Dans la foulée du déblocage à Rennes, les entrepreneurs du BTP de Brest ont décidé de lever leur opération de leur propre initiative. "On était une trentaine, des camions commencent à partir", a indiqué à l'AFP Bruno Corre, l'un des bloqueurs, peu avant midi.
"On est écœurés! On s'est fait trahir, notre syndicat nous a fait un enfant dans le dos!", a ajouté Stéphane Jézéquel, un autre entrepreneur, en expliquant que la Chambre nationale des artisans des travaux publics et du paysage (CNATP) avait accepté la proposition du ministre des Finances.
"Quelle légitimité a-t-on à poursuivre notre mobilisation ? (...)On demandait 5 ans pour avoir le temps" de se préparer à la suppression de l'avantage fiscal sur le GNR, a-t-il ajouté.
Les professionnels du BTP ont été reçus lundi à Bercy par le ministre des Finances Bruno Le Maire. Ils devaient consulter leur base après avoir obtenu des "avancées" sur plusieurs de leurs revendications, mais pas sur un nouveau délai concernant la suppression de l'avantage fiscal.
"On a perdu une bataille mais on n'a pas perdu la guerre!", a assuré M. Corre, en fustigeant lui aussi la "trahison" de la CNATP.

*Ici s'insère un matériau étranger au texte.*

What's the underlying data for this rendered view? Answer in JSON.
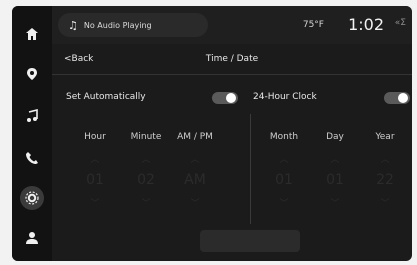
{
  "header": {
    "media_text": "No Audio Playing",
    "temperature": "75°F",
    "clock": "1:02",
    "signal_glyph": "«Σ"
  },
  "page": {
    "back_label": "<Back",
    "title": "Time / Date"
  },
  "settings": {
    "set_auto_label": "Set Automatically",
    "set_auto_on": true,
    "hour24_label": "24-Hour Clock",
    "hour24_on": true
  },
  "time": {
    "labels": [
      "Hour",
      "Minute",
      "AM / PM"
    ],
    "values": [
      "01",
      "02",
      "AM"
    ]
  },
  "date": {
    "labels": [
      "Month",
      "Day",
      "Year"
    ],
    "values": [
      "01",
      "01",
      "22"
    ]
  },
  "icons": [
    "home-icon",
    "location-icon",
    "music-icon",
    "phone-icon",
    "settings-icon",
    "profile-icon"
  ],
  "colors": {
    "background": "#1b1b1b",
    "disabled_text": "#2b2b2b",
    "toggle_on": "#ffffff"
  }
}
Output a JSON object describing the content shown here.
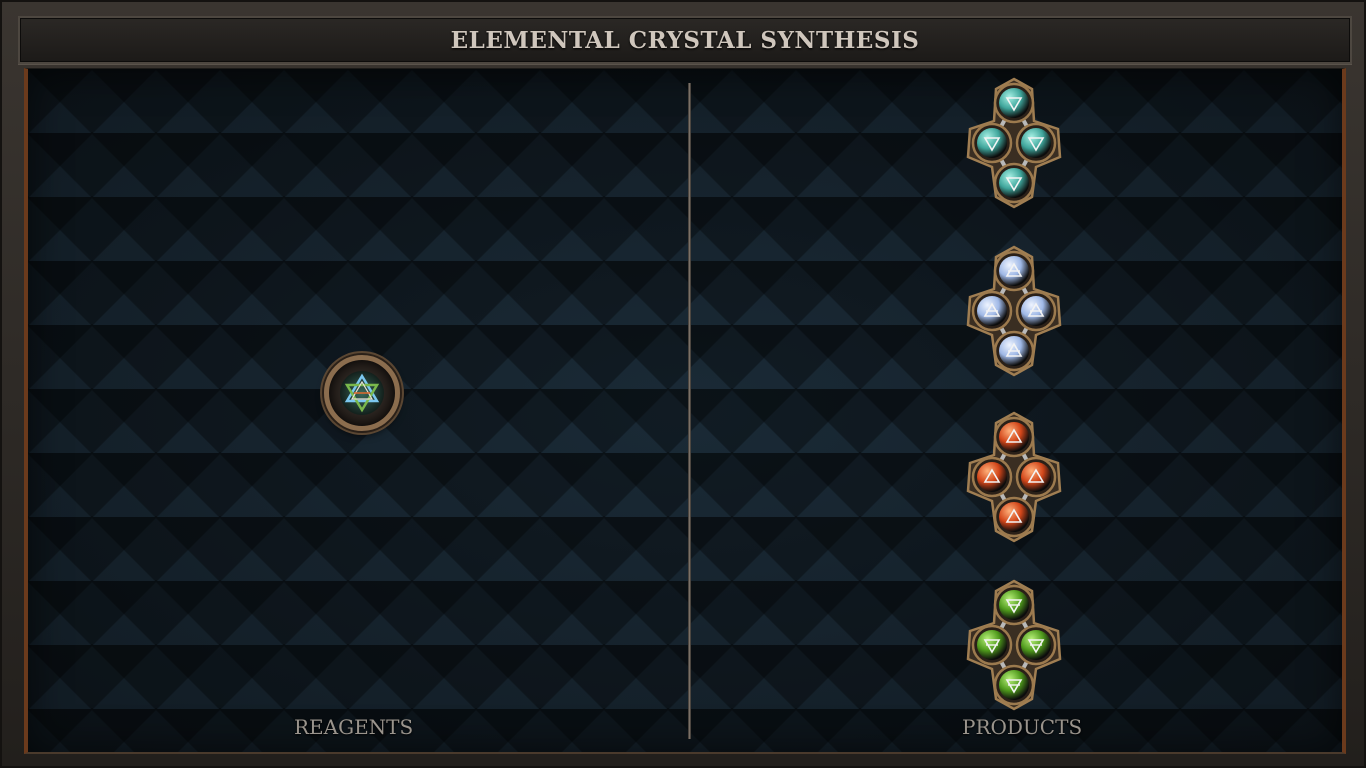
{
  "title": "ELEMENTAL CRYSTAL SYNTHESIS",
  "panels": {
    "reagents_label": "REAGENTS",
    "products_label": "PRODUCTS"
  },
  "reagent": {
    "icon": "hexagram-icon",
    "colors": [
      "#7cc8f0",
      "#e06a2c",
      "#7ab84c",
      "#e8e2d6"
    ]
  },
  "products": [
    {
      "element": "water",
      "icon": "water-triangle-icon",
      "orb_color": "#3fa59b",
      "orb_light": "#a6f0e4",
      "count": 4
    },
    {
      "element": "air",
      "icon": "air-triangle-icon",
      "orb_color": "#9fb8e6",
      "orb_light": "#eef4ff",
      "count": 4
    },
    {
      "element": "fire",
      "icon": "fire-triangle-icon",
      "orb_color": "#d2461a",
      "orb_light": "#ffb07a",
      "count": 4
    },
    {
      "element": "earth",
      "icon": "earth-triangle-icon",
      "orb_color": "#4f9a1c",
      "orb_light": "#b8f07a",
      "count": 4
    }
  ]
}
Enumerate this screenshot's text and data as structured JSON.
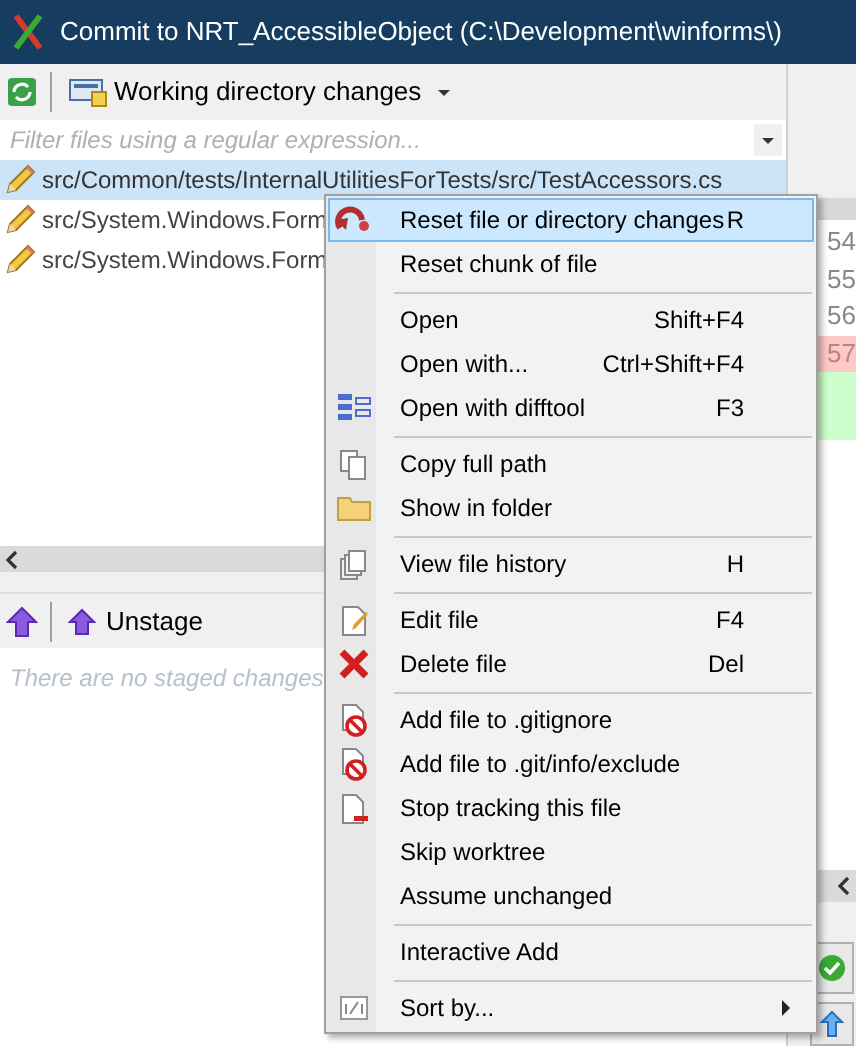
{
  "window": {
    "title": "Commit to NRT_AccessibleObject (C:\\Development\\winforms\\)"
  },
  "toolbar": {
    "view_selector": "Working directory changes"
  },
  "filter": {
    "placeholder": "Filter files using a regular expression..."
  },
  "unstaged_files": [
    {
      "path": "src/Common/tests/InternalUtilitiesForTests/src/TestAccessors.cs",
      "selected": true
    },
    {
      "path": "src/System.Windows.Form",
      "selected": false
    },
    {
      "path": "src/System.Windows.Form",
      "selected": false
    }
  ],
  "diff_gutter": [
    {
      "number": "54",
      "kind": "context"
    },
    {
      "number": "55",
      "kind": "context"
    },
    {
      "number": "56",
      "kind": "context"
    },
    {
      "number": "57",
      "kind": "removed"
    }
  ],
  "staged_toolbar": {
    "unstage_button": "Unstage"
  },
  "staged_empty_message": "There are no staged changes",
  "context_menu": [
    {
      "kind": "item",
      "label": "Reset file or directory changes",
      "shortcut": "R",
      "selected": true
    },
    {
      "kind": "item",
      "label": "Reset chunk of file",
      "selected": false
    },
    {
      "kind": "separator"
    },
    {
      "kind": "item",
      "label": "Open",
      "shortcut": "Shift+F4",
      "selected": false
    },
    {
      "kind": "item",
      "label": "Open with...",
      "shortcut": "Ctrl+Shift+F4",
      "selected": false
    },
    {
      "kind": "item",
      "label": "Open with difftool",
      "shortcut": "F3",
      "selected": false
    },
    {
      "kind": "separator"
    },
    {
      "kind": "item",
      "label": "Copy full path",
      "selected": false
    },
    {
      "kind": "item",
      "label": "Show in folder",
      "selected": false
    },
    {
      "kind": "separator"
    },
    {
      "kind": "item",
      "label": "View file history",
      "shortcut": "H",
      "selected": false
    },
    {
      "kind": "separator"
    },
    {
      "kind": "item",
      "label": "Edit file",
      "shortcut": "F4",
      "selected": false
    },
    {
      "kind": "item",
      "label": "Delete file",
      "shortcut": "Del",
      "selected": false
    },
    {
      "kind": "separator"
    },
    {
      "kind": "item",
      "label": "Add file to .gitignore",
      "selected": false
    },
    {
      "kind": "item",
      "label": "Add file to .git/info/exclude",
      "selected": false
    },
    {
      "kind": "item",
      "label": "Stop tracking this file",
      "selected": false
    },
    {
      "kind": "item",
      "label": "Skip worktree",
      "selected": false
    },
    {
      "kind": "item",
      "label": "Assume unchanged",
      "selected": false
    },
    {
      "kind": "separator"
    },
    {
      "kind": "item",
      "label": "Interactive Add",
      "selected": false
    },
    {
      "kind": "separator"
    },
    {
      "kind": "item",
      "label": "Sort by...",
      "selected": false,
      "submenu": true
    }
  ]
}
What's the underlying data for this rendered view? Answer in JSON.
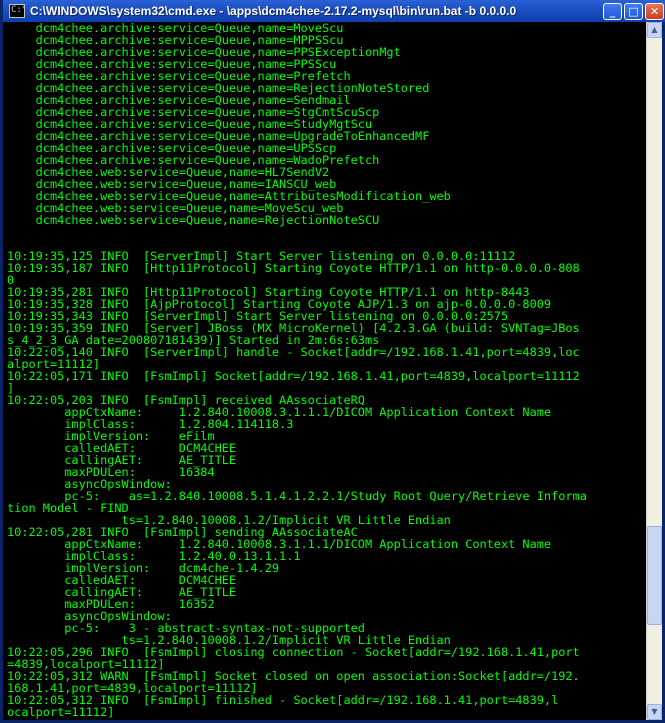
{
  "window": {
    "title": "C:\\WINDOWS\\system32\\cmd.exe - \\apps\\dcm4chee-2.17.2-mysql\\bin\\run.bat -b 0.0.0.0",
    "icon_label": "C:\\",
    "minimize_glyph": "_",
    "maximize_glyph": "□",
    "close_glyph": "✕"
  },
  "scrollbar": {
    "up_glyph": "▲",
    "down_glyph": "▼",
    "position_fraction": 0.86
  },
  "console": {
    "lines": [
      "    dcm4chee.archive:service=Queue,name=MoveScu",
      "    dcm4chee.archive:service=Queue,name=MPPSScu",
      "    dcm4chee.archive:service=Queue,name=PPSExceptionMgt",
      "    dcm4chee.archive:service=Queue,name=PPSScu",
      "    dcm4chee.archive:service=Queue,name=Prefetch",
      "    dcm4chee.archive:service=Queue,name=RejectionNoteStored",
      "    dcm4chee.archive:service=Queue,name=Sendmail",
      "    dcm4chee.archive:service=Queue,name=StgCmtScuScp",
      "    dcm4chee.archive:service=Queue,name=StudyMgtScu",
      "    dcm4chee.archive:service=Queue,name=UpgradeToEnhancedMF",
      "    dcm4chee.archive:service=Queue,name=UPSScp",
      "    dcm4chee.archive:service=Queue,name=WadoPrefetch",
      "    dcm4chee.web:service=Queue,name=HL7SendV2",
      "    dcm4chee.web:service=Queue,name=IANSCU_web",
      "    dcm4chee.web:service=Queue,name=AttributesModification_web",
      "    dcm4chee.web:service=Queue,name=MoveScu_web",
      "    dcm4chee.web:service=Queue,name=RejectionNoteSCU",
      "",
      "",
      "10:19:35,125 INFO  [ServerImpl] Start Server listening on 0.0.0.0:11112",
      "10:19:35,187 INFO  [Http11Protocol] Starting Coyote HTTP/1.1 on http-0.0.0.0-808",
      "0",
      "10:19:35,281 INFO  [Http11Protocol] Starting Coyote HTTP/1.1 on http-8443",
      "10:19:35,328 INFO  [AjpProtocol] Starting Coyote AJP/1.3 on ajp-0.0.0.0-8009",
      "10:19:35,343 INFO  [ServerImpl] Start Server listening on 0.0.0.0:2575",
      "10:19:35,359 INFO  [Server] JBoss (MX MicroKernel) [4.2.3.GA (build: SVNTag=JBos",
      "s_4_2_3_GA date=200807181439)] Started in 2m:6s:63ms",
      "10:22:05,140 INFO  [ServerImpl] handle - Socket[addr=/192.168.1.41,port=4839,loc",
      "alport=11112]",
      "10:22:05,171 INFO  [FsmImpl] Socket[addr=/192.168.1.41,port=4839,localport=11112",
      "]",
      "10:22:05,203 INFO  [FsmImpl] received AAssociateRQ",
      "        appCtxName:     1.2.840.10008.3.1.1.1/DICOM Application Context Name",
      "        implClass:      1.2.804.114118.3",
      "        implVersion:    eFilm",
      "        calledAET:      DCM4CHEE",
      "        callingAET:     AE_TITLE",
      "        maxPDULen:      16384",
      "        asyncOpsWindow:",
      "        pc-5:    as=1.2.840.10008.5.1.4.1.2.2.1/Study Root Query/Retrieve Informa",
      "tion Model - FIND",
      "                ts=1.2.840.10008.1.2/Implicit VR Little Endian",
      "10:22:05,281 INFO  [FsmImpl] sending AAssociateAC",
      "        appCtxName:     1.2.840.10008.3.1.1.1/DICOM Application Context Name",
      "        implClass:      1.2.40.0.13.1.1.1",
      "        implVersion:    dcm4che-1.4.29",
      "        calledAET:      DCM4CHEE",
      "        callingAET:     AE_TITLE",
      "        maxPDULen:      16352",
      "        asyncOpsWindow:",
      "        pc-5:    3 - abstract-syntax-not-supported",
      "                ts=1.2.840.10008.1.2/Implicit VR Little Endian",
      "10:22:05,296 INFO  [FsmImpl] closing connection - Socket[addr=/192.168.1.41,port",
      "=4839,localport=11112]",
      "10:22:05,312 WARN  [FsmImpl] Socket closed on open association:Socket[addr=/192.",
      "168.1.41,port=4839,localport=11112]",
      "10:22:05,312 INFO  [FsmImpl] finished - Socket[addr=/192.168.1.41,port=4839,l",
      "ocalport=11112]"
    ]
  }
}
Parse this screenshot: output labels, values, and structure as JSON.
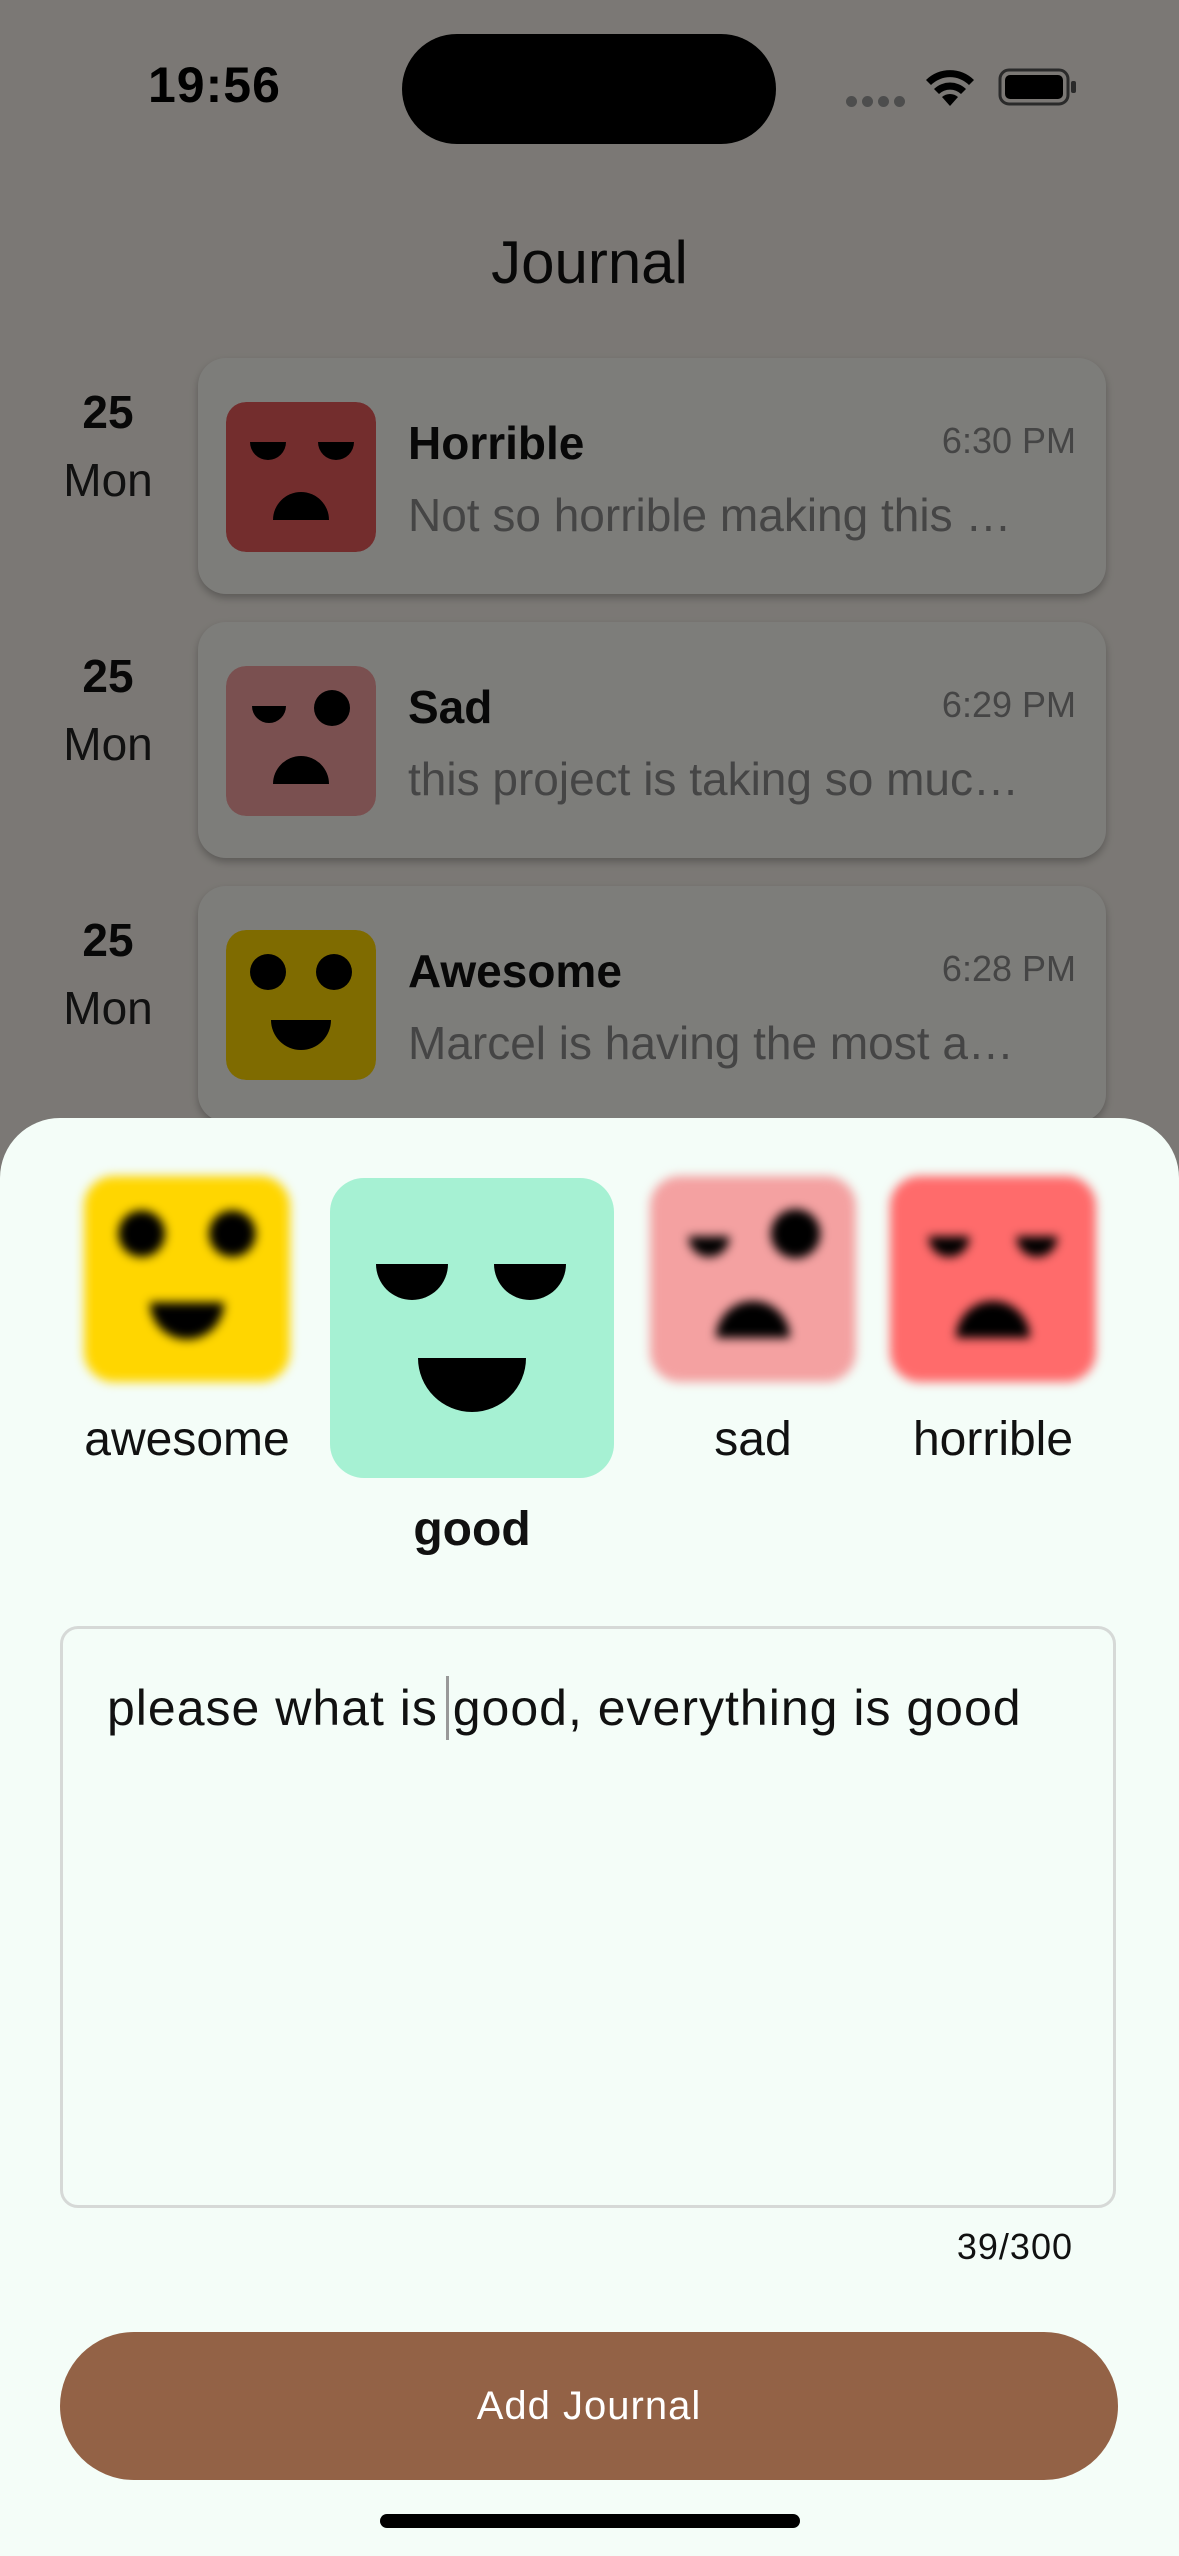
{
  "status": {
    "time": "19:56"
  },
  "colors": {
    "horrible": "#e75a5a",
    "sad": "#f4a1a1",
    "awesome": "#ffd600",
    "good": "#a6f1d3",
    "button": "#936246",
    "sheet": "#f4fdf8"
  },
  "header": {
    "title": "Journal"
  },
  "entries": [
    {
      "day": "25",
      "weekday": "Mon",
      "mood": "Horrible",
      "time": "6:30 PM",
      "snippet": "Not so horrible making this …",
      "icon": "horrible-face-icon"
    },
    {
      "day": "25",
      "weekday": "Mon",
      "mood": "Sad",
      "time": "6:29 PM",
      "snippet": "this project is taking so muc…",
      "icon": "sad-face-icon"
    },
    {
      "day": "25",
      "weekday": "Mon",
      "mood": "Awesome",
      "time": "6:28 PM",
      "snippet": "Marcel is having the most a…",
      "icon": "awesome-face-icon"
    }
  ],
  "sheet": {
    "moods": [
      {
        "label": "awesome",
        "icon": "awesome-face-icon",
        "selected": false
      },
      {
        "label": "good",
        "icon": "good-face-icon",
        "selected": true
      },
      {
        "label": "sad",
        "icon": "sad-face-icon",
        "selected": false
      },
      {
        "label": "horrible",
        "icon": "horrible-face-icon",
        "selected": false
      }
    ],
    "text": "please what is good, everything is good",
    "counter": "39/300",
    "button_label": "Add Journal"
  }
}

Au Mans, les entrepreneurs du BTP ont annoncé à l'AFP une réunion à 13H00 pour décider de la suite du mouvement.
M. Le Maire a appelé mardi matin "au sens des responsabilités et à la raison" les entrepreneurs du BTP.
Ces déblocages interviennent alors que des pénuries de carburant se font sentir dans de nombreuses stations du quart nord-ouest de la France. Après le Finistère dimanche et l'Ille-et-Vilaine lundi, les préfets du Morbihan et des Côtes-d'Armor ont pris à leur tour mardi des arrêtés réquisitionnant des stations-services "afin d'assurer la continuité des services chargés d'une mission prioritaire".